Working as an independent contractor is an option for Board Certified ABA providers, only. Per federal regulations, RBT’s, student behavior technicians and behavior technicians must work as an employee, as they require supervision to conduct their job responsibilities.
Flexible Schedules & Responsibilities
- Working as an independent contractor (IC) means you are not an employee of the organization. IC’s are professionals who have the qualifications and trainings necessary to provide services on behalf of an organization of their choice, on an as-needed basis.
- IC’s primary obligations to the organization are to provide services that are in line with the organization’s practice guidelines, missions and values. IC’s have the flexibility to work within their personal availability, to be as involved they wish with additional organizational functions, and to contract their services with any organization they choose.
- IC’s weekly/monthly hours are dependent on the number of cases they agree to take on with the organization(s), and is reliant on the amount of work opportunities the organization(s) have to offer. More simply stated, the amount of hours IC’s work is not guaranteed by any organization, and may fluctuate over time.

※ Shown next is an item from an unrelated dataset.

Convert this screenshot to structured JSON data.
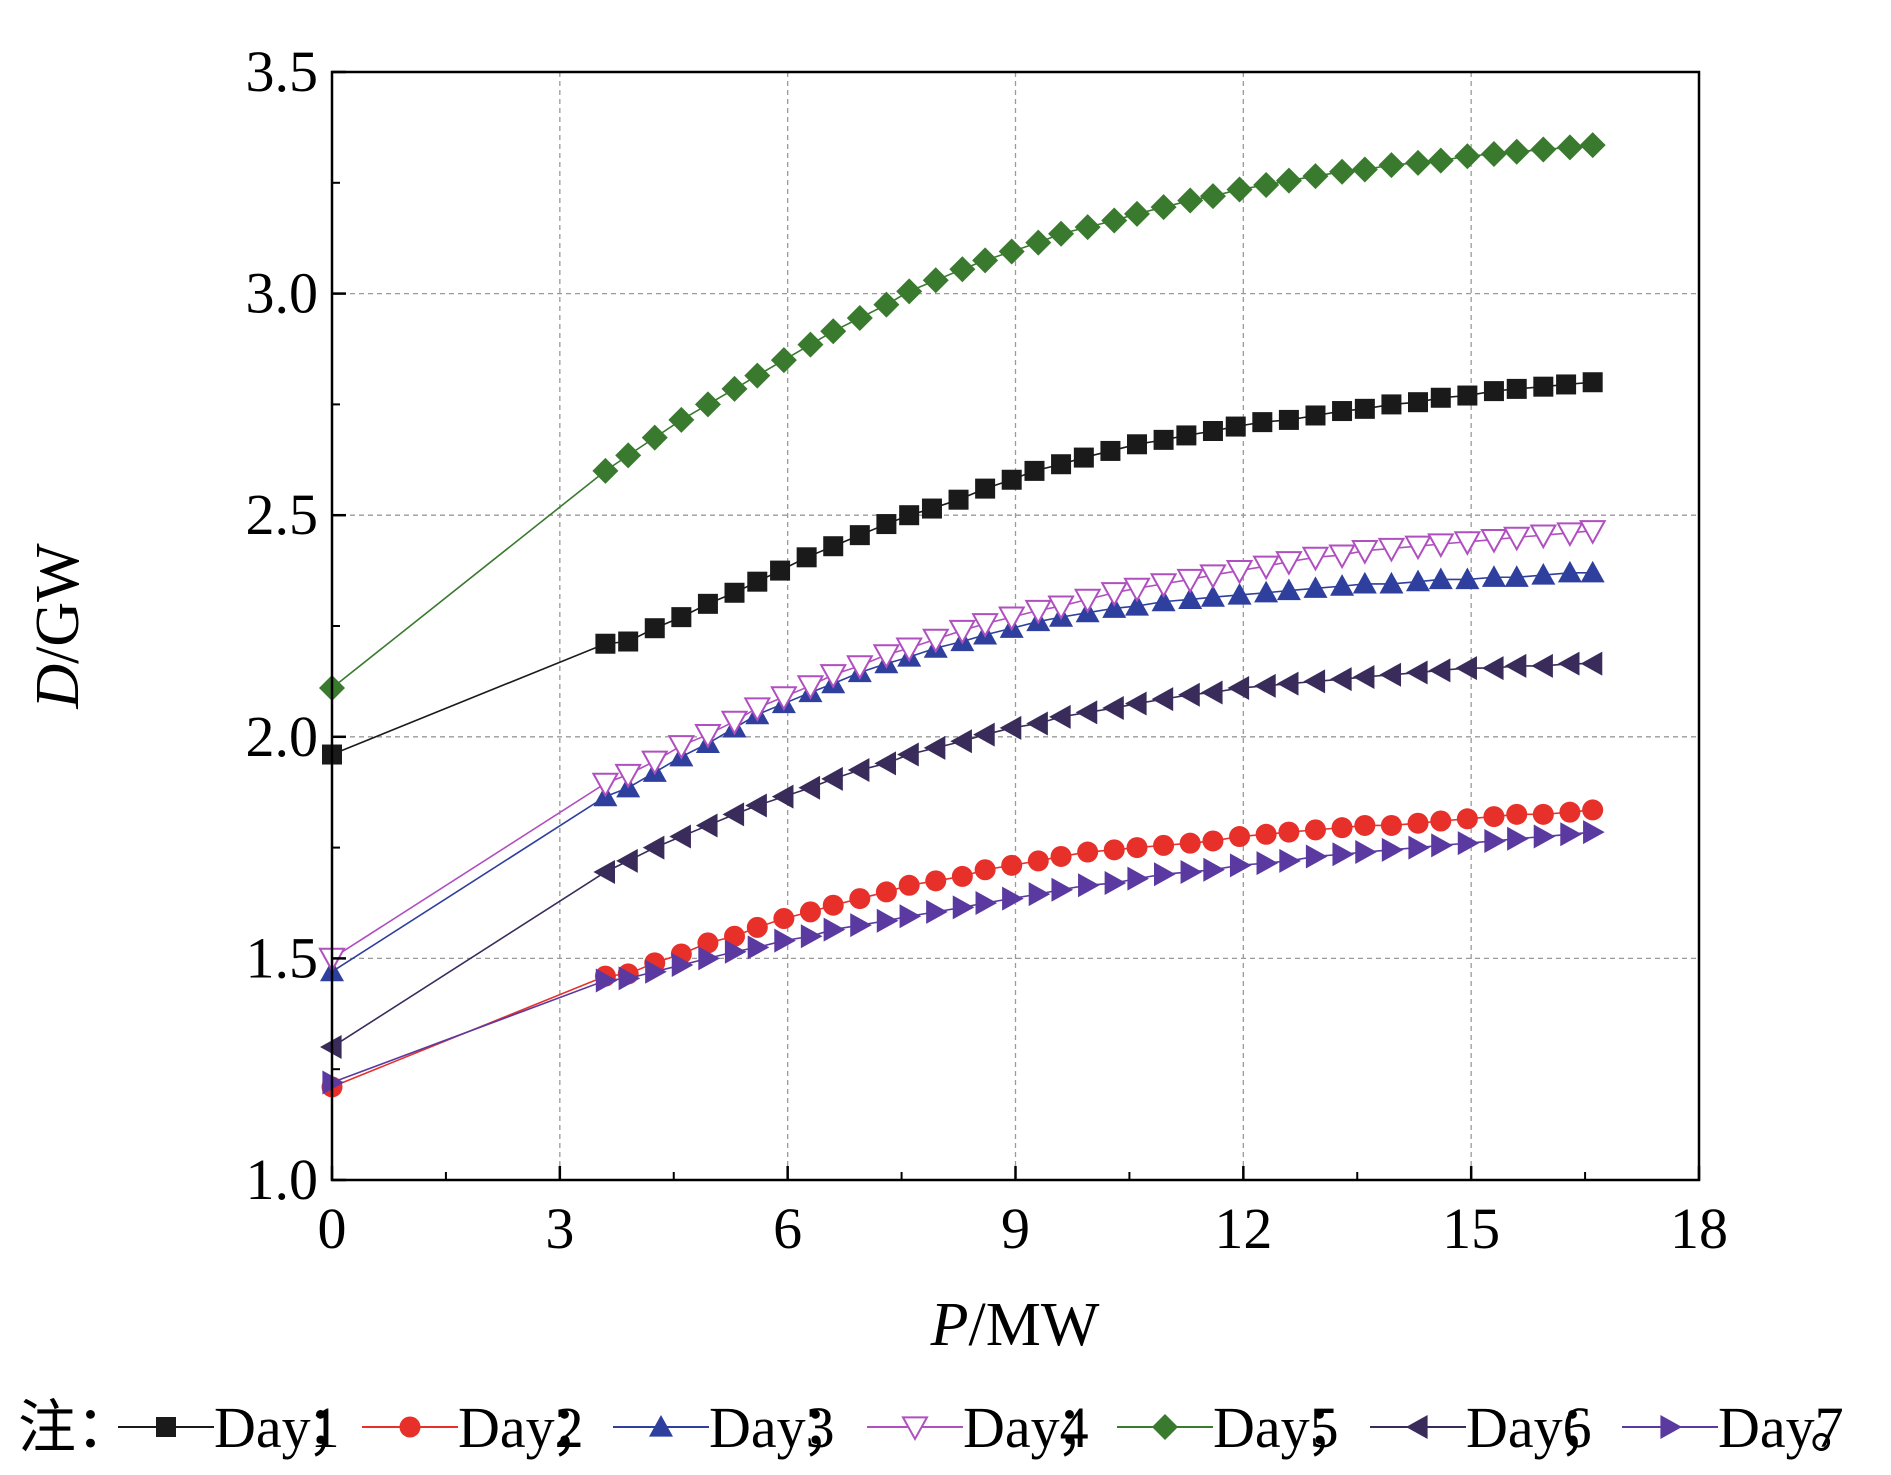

- Independent contractors do not receive standard benefits from the organization(s) they contract with, as is characteristic of employees. As a result, IC’s typically receive higher hourly compensation, pay their own taxes, and manage their own benefits. This includes, but is not limited to, planning for vacations and time off, developing savings and retirement plans, and choosing personal health insurance plans.
- IC’s have a very large range of compensation opportunities, as they have the ability to work as much, or as little as possible. When IC’s work, they get paid; when they do not work, they do not get paid. Therefore, sound financial management is critical for IC’s, as there is no guarantee of work or consistent compensation.